Monday, February 20, 2012

Well, I hate Mondays

Another Monday has come about and I checked my Face Book. I don't like my son's pastor telling me he won't apologize for getting him "on his knees" what a pompous ass. I never asked him to apologize for that I wanted an apology for him NOT having him call me.  That is O.K. karma ( which is real ) is a bitch and he has a son who in turn (am I dare cursing a man of God ? YES) will NOT call him when he goes out for the weekend with whomever . Just wait it is inevitable. I am going to call the Cops next time he has my son and doesn't have him call me. I didn't even know you could check where the kids were and what they were doing on Face book. I was never told that. Communication is key. When you have my kid damnit you better communicate.

I will let my son go to church again, that is where his friends are. I think it is good for him, however I won't let him go to another outing without first laying the law down with Chris his pastor. What kind of crap is that ?

He needs to take responsibility for not having kids call their parents and in this day and age you can't trust ANYONE.

I will tell you parents a story, in the 80's when "Godfather" the movie came out, my foster mother sent me to a "disney" movie which attracted a strange crowd. There was a man sitting across the aisle from me, greasy hair to his chin or longer straight brown hair, evil beady brown eyes and a white shirt and tan slacks. He looked like he had sex on his mind and I would know that because I had already been raped several times. I knew what he wanted (I am gifted) and as a child I didn't know about "sex" other than what was thrust upon me as a little girl.

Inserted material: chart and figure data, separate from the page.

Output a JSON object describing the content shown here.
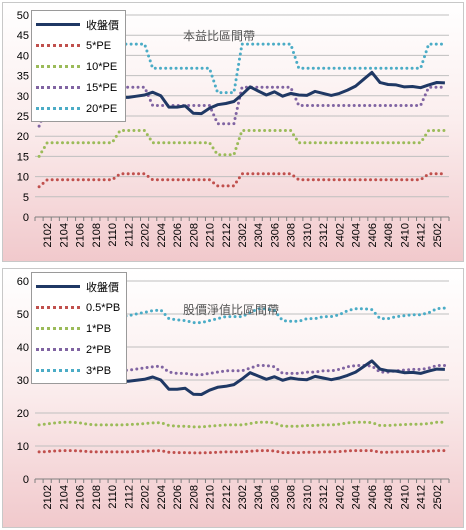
{
  "chart_data": [
    {
      "type": "line",
      "title": "本益比區間帶",
      "xlabel": "",
      "ylabel": "",
      "ylim": [
        0,
        50
      ],
      "yticks": [
        0,
        5,
        10,
        15,
        20,
        25,
        30,
        35,
        40,
        45,
        50
      ],
      "grid": true,
      "legend_position": "top-left",
      "x_tick_labels": [
        "2102",
        "2104",
        "2106",
        "2108",
        "2110",
        "2112",
        "2202",
        "2204",
        "2206",
        "2208",
        "2210",
        "2212",
        "2302",
        "2304",
        "2306",
        "2308",
        "2310",
        "2312",
        "2402",
        "2404",
        "2406",
        "2408",
        "2410",
        "2412",
        "2502"
      ],
      "x": [
        "2101",
        "2102",
        "2103",
        "2104",
        "2105",
        "2106",
        "2107",
        "2108",
        "2109",
        "2110",
        "2111",
        "2112",
        "2201",
        "2202",
        "2203",
        "2204",
        "2205",
        "2206",
        "2207",
        "2208",
        "2209",
        "2210",
        "2211",
        "2212",
        "2301",
        "2302",
        "2303",
        "2304",
        "2305",
        "2306",
        "2307",
        "2308",
        "2309",
        "2310",
        "2311",
        "2312",
        "2401",
        "2402",
        "2403",
        "2404",
        "2405",
        "2406",
        "2407",
        "2408",
        "2409",
        "2410",
        "2411",
        "2412",
        "2501",
        "2502",
        "2503"
      ],
      "series": [
        {
          "name": "收盤價",
          "color": "#1f3864",
          "style": "solid",
          "values": [
            30.2,
            30.8,
            31.8,
            31.4,
            31.5,
            30.5,
            30.1,
            30.0,
            30.0,
            29.9,
            29.6,
            29.6,
            29.9,
            30.2,
            30.9,
            30.0,
            27.2,
            27.2,
            27.5,
            25.7,
            25.6,
            26.9,
            27.8,
            28.1,
            28.6,
            30.3,
            32.2,
            31.2,
            30.2,
            31.0,
            29.9,
            30.6,
            30.2,
            30.1,
            31.1,
            30.6,
            30.1,
            30.6,
            31.4,
            32.4,
            34.1,
            35.8,
            33.3,
            32.8,
            32.7,
            32.2,
            32.3,
            32.0,
            32.7,
            33.3,
            33.2
          ]
        },
        {
          "name": "5*PE",
          "color": "#c0504d",
          "style": "dotted",
          "values": [
            7.5,
            9.2,
            9.2,
            9.2,
            9.2,
            9.2,
            9.2,
            9.2,
            9.2,
            9.2,
            10.7,
            10.7,
            10.7,
            10.7,
            9.2,
            9.2,
            9.2,
            9.2,
            9.2,
            9.2,
            9.2,
            9.2,
            7.7,
            7.7,
            7.7,
            10.7,
            10.7,
            10.7,
            10.7,
            10.7,
            10.7,
            10.7,
            9.2,
            9.2,
            9.2,
            9.2,
            9.2,
            9.2,
            9.2,
            9.2,
            9.2,
            9.2,
            9.2,
            9.2,
            9.2,
            9.2,
            9.2,
            9.2,
            10.7,
            10.7,
            10.7
          ]
        },
        {
          "name": "10*PE",
          "color": "#9bbb59",
          "style": "dotted",
          "values": [
            15.0,
            18.4,
            18.4,
            18.4,
            18.4,
            18.4,
            18.4,
            18.4,
            18.4,
            18.4,
            21.4,
            21.4,
            21.4,
            21.4,
            18.4,
            18.4,
            18.4,
            18.4,
            18.4,
            18.4,
            18.4,
            18.4,
            15.4,
            15.4,
            15.4,
            21.4,
            21.4,
            21.4,
            21.4,
            21.4,
            21.4,
            21.4,
            18.4,
            18.4,
            18.4,
            18.4,
            18.4,
            18.4,
            18.4,
            18.4,
            18.4,
            18.4,
            18.4,
            18.4,
            18.4,
            18.4,
            18.4,
            18.4,
            21.4,
            21.4,
            21.4
          ]
        },
        {
          "name": "15*PE",
          "color": "#8064a2",
          "style": "dotted",
          "values": [
            22.5,
            27.6,
            27.6,
            27.6,
            27.6,
            27.6,
            27.6,
            27.6,
            27.6,
            27.6,
            32.1,
            32.1,
            32.1,
            32.1,
            27.6,
            27.6,
            27.6,
            27.6,
            27.6,
            27.6,
            27.6,
            27.6,
            23.1,
            23.1,
            23.1,
            32.1,
            32.1,
            32.1,
            32.1,
            32.1,
            32.1,
            32.1,
            27.6,
            27.6,
            27.6,
            27.6,
            27.6,
            27.6,
            27.6,
            27.6,
            27.6,
            27.6,
            27.6,
            27.6,
            27.6,
            27.6,
            27.6,
            27.6,
            32.1,
            32.1,
            32.1
          ]
        },
        {
          "name": "20*PE",
          "color": "#4bacc6",
          "style": "dotted",
          "values": [
            30.0,
            36.8,
            36.8,
            36.8,
            36.8,
            36.8,
            36.8,
            36.8,
            36.8,
            36.8,
            42.8,
            42.8,
            42.8,
            42.8,
            36.8,
            36.8,
            36.8,
            36.8,
            36.8,
            36.8,
            36.8,
            36.8,
            30.8,
            30.8,
            30.8,
            42.8,
            42.8,
            42.8,
            42.8,
            42.8,
            42.8,
            42.8,
            36.8,
            36.8,
            36.8,
            36.8,
            36.8,
            36.8,
            36.8,
            36.8,
            36.8,
            36.8,
            36.8,
            36.8,
            36.8,
            36.8,
            36.8,
            36.8,
            42.8,
            42.8,
            42.8
          ]
        }
      ]
    },
    {
      "type": "line",
      "title": "股價淨值比區間帶",
      "xlabel": "",
      "ylabel": "",
      "ylim": [
        0,
        60
      ],
      "yticks": [
        0,
        10,
        20,
        30,
        40,
        50,
        60
      ],
      "grid": true,
      "legend_position": "top-left",
      "x_tick_labels": [
        "2102",
        "2104",
        "2106",
        "2108",
        "2110",
        "2112",
        "2202",
        "2204",
        "2206",
        "2208",
        "2210",
        "2212",
        "2302",
        "2304",
        "2306",
        "2308",
        "2310",
        "2312",
        "2402",
        "2404",
        "2406",
        "2408",
        "2410",
        "2412",
        "2502"
      ],
      "x": [
        "2101",
        "2102",
        "2103",
        "2104",
        "2105",
        "2106",
        "2107",
        "2108",
        "2109",
        "2110",
        "2111",
        "2112",
        "2201",
        "2202",
        "2203",
        "2204",
        "2205",
        "2206",
        "2207",
        "2208",
        "2209",
        "2210",
        "2211",
        "2212",
        "2301",
        "2302",
        "2303",
        "2304",
        "2305",
        "2306",
        "2307",
        "2308",
        "2309",
        "2310",
        "2311",
        "2312",
        "2401",
        "2402",
        "2403",
        "2404",
        "2405",
        "2406",
        "2407",
        "2408",
        "2409",
        "2410",
        "2411",
        "2412",
        "2501",
        "2502",
        "2503"
      ],
      "series": [
        {
          "name": "收盤價",
          "color": "#1f3864",
          "style": "solid",
          "values": [
            30.2,
            30.8,
            31.8,
            31.4,
            31.5,
            30.5,
            30.1,
            30.0,
            30.0,
            29.9,
            29.6,
            29.6,
            29.9,
            30.2,
            30.9,
            30.0,
            27.2,
            27.2,
            27.5,
            25.7,
            25.6,
            26.9,
            27.8,
            28.1,
            28.6,
            30.3,
            32.2,
            31.2,
            30.2,
            31.0,
            29.9,
            30.6,
            30.2,
            30.1,
            31.1,
            30.6,
            30.1,
            30.6,
            31.4,
            32.4,
            34.1,
            35.8,
            33.3,
            32.8,
            32.7,
            32.2,
            32.3,
            32.0,
            32.7,
            33.3,
            33.2
          ]
        },
        {
          "name": "0.5*PB",
          "color": "#c0504d",
          "style": "dotted",
          "values": [
            8.2,
            8.3,
            8.5,
            8.6,
            8.6,
            8.5,
            8.3,
            8.2,
            8.2,
            8.2,
            8.2,
            8.2,
            8.3,
            8.4,
            8.5,
            8.6,
            8.1,
            8.0,
            8.0,
            7.9,
            7.9,
            8.0,
            8.1,
            8.2,
            8.2,
            8.2,
            8.4,
            8.6,
            8.6,
            8.5,
            8.0,
            8.0,
            8.0,
            8.1,
            8.1,
            8.2,
            8.2,
            8.3,
            8.5,
            8.6,
            8.6,
            8.6,
            8.1,
            8.1,
            8.2,
            8.2,
            8.3,
            8.3,
            8.4,
            8.6,
            8.6
          ]
        },
        {
          "name": "1*PB",
          "color": "#9bbb59",
          "style": "dotted",
          "values": [
            16.4,
            16.7,
            17.0,
            17.2,
            17.2,
            17.0,
            16.6,
            16.4,
            16.4,
            16.4,
            16.4,
            16.5,
            16.6,
            16.8,
            17.0,
            17.1,
            16.2,
            16.0,
            16.0,
            15.8,
            15.8,
            16.0,
            16.2,
            16.4,
            16.4,
            16.4,
            16.8,
            17.2,
            17.2,
            17.0,
            16.0,
            16.0,
            16.0,
            16.2,
            16.2,
            16.4,
            16.4,
            16.6,
            17.0,
            17.2,
            17.2,
            17.1,
            16.2,
            16.2,
            16.4,
            16.5,
            16.6,
            16.6,
            16.8,
            17.2,
            17.2
          ]
        },
        {
          "name": "2*PB",
          "color": "#8064a2",
          "style": "dotted",
          "values": [
            33.0,
            33.5,
            34.0,
            34.3,
            34.3,
            33.8,
            33.0,
            32.8,
            32.8,
            32.8,
            32.8,
            33.0,
            33.3,
            33.7,
            34.0,
            34.2,
            32.4,
            32.0,
            32.0,
            31.6,
            31.6,
            32.0,
            32.4,
            32.8,
            32.8,
            32.8,
            33.6,
            34.4,
            34.4,
            34.0,
            32.0,
            32.0,
            32.0,
            32.4,
            32.4,
            32.8,
            32.8,
            33.2,
            34.0,
            34.4,
            34.4,
            34.2,
            32.4,
            32.4,
            32.8,
            33.0,
            33.2,
            33.2,
            33.6,
            34.4,
            34.4
          ]
        },
        {
          "name": "3*PB",
          "color": "#4bacc6",
          "style": "dotted",
          "values": [
            49.4,
            50.0,
            50.5,
            51.0,
            51.0,
            50.5,
            49.5,
            49.2,
            49.2,
            49.2,
            49.2,
            49.5,
            50.0,
            50.5,
            51.0,
            51.2,
            48.6,
            48.2,
            48.0,
            47.4,
            47.4,
            48.0,
            48.6,
            49.2,
            49.2,
            49.2,
            50.4,
            51.6,
            51.6,
            51.0,
            48.0,
            47.8,
            47.8,
            48.6,
            48.6,
            49.2,
            49.2,
            49.8,
            51.0,
            51.6,
            51.6,
            51.3,
            48.6,
            48.6,
            49.2,
            49.5,
            49.8,
            49.8,
            50.4,
            51.6,
            51.8
          ]
        }
      ]
    }
  ]
}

So I am sitting in the back of the theatre 3 rows down and the bastard is staring at me... and staring and staring. I wave thinking he is going to leave me alone. I am scared to DEATH, my heart is pounding and I am breathing heavy, so I move- he moves I move he moves. Even though he is on the other aisle I remember it as clear as day. Finally I make a break for it and run to a mother and tell her there is a man chasing me. She looks at me dumbfounded and like I am crazy. I tear my ass off to the bathroom and the GUY follows me out of the theatre but I am too fast. He didn't know I went to the bathroom into a stall. I am sure he kidnapped kids. I never told ANYONE about that night. I hope Leska enjoyed her movie dumbass. I could have died.

This is WHY I don't trust anyone with my kids I don't like it when they go out I know what ADULTS are capable of . Death and destruction.  Watch your children and the adults they go with their very lives depend on it. Think I am overreacting ? You are mistaken. I lived it I have seen it. I am not saying be paranoid but ask questions and don't just assume "the best". Check on them, check on who their friends are. Deena and Steve may have been mean at times but they kept me safe for the first time in my life. I didn't get pregnant when I was at home or do drugs ( I waited until my first husband introduced me to that crap). There is something to be said for innocence which is so quickly lost nowadays. My kids unfortunately thanks to cable know about homosexuality. I don't care if you are gay, I love EVERYONE. I just would like things to be taught by me and not Charter Internet .... you know ? I am not sexual with my husband and it isn't because any other reason than it is the wrong time. I kiss him in private, I hug everyone openly.

I am going to smoke and then start all the crap that I have to do going to make a list. Too much to do and been up since 5 woke up at 3:30 husband was running to b/r every hour. Told him to go to the damn doc. Something is not "sitting right" in his body. I had a RA test Friday, I hope I find out what is wrong hands are swelling and hurting and stiff. Whole body is stiff getting older Sucks ass ! The aging part of the body does your improved attitude and not taking shit off anyone doesn't suck. I am honest to a T always most people can't handle it. Especially stiff religious types.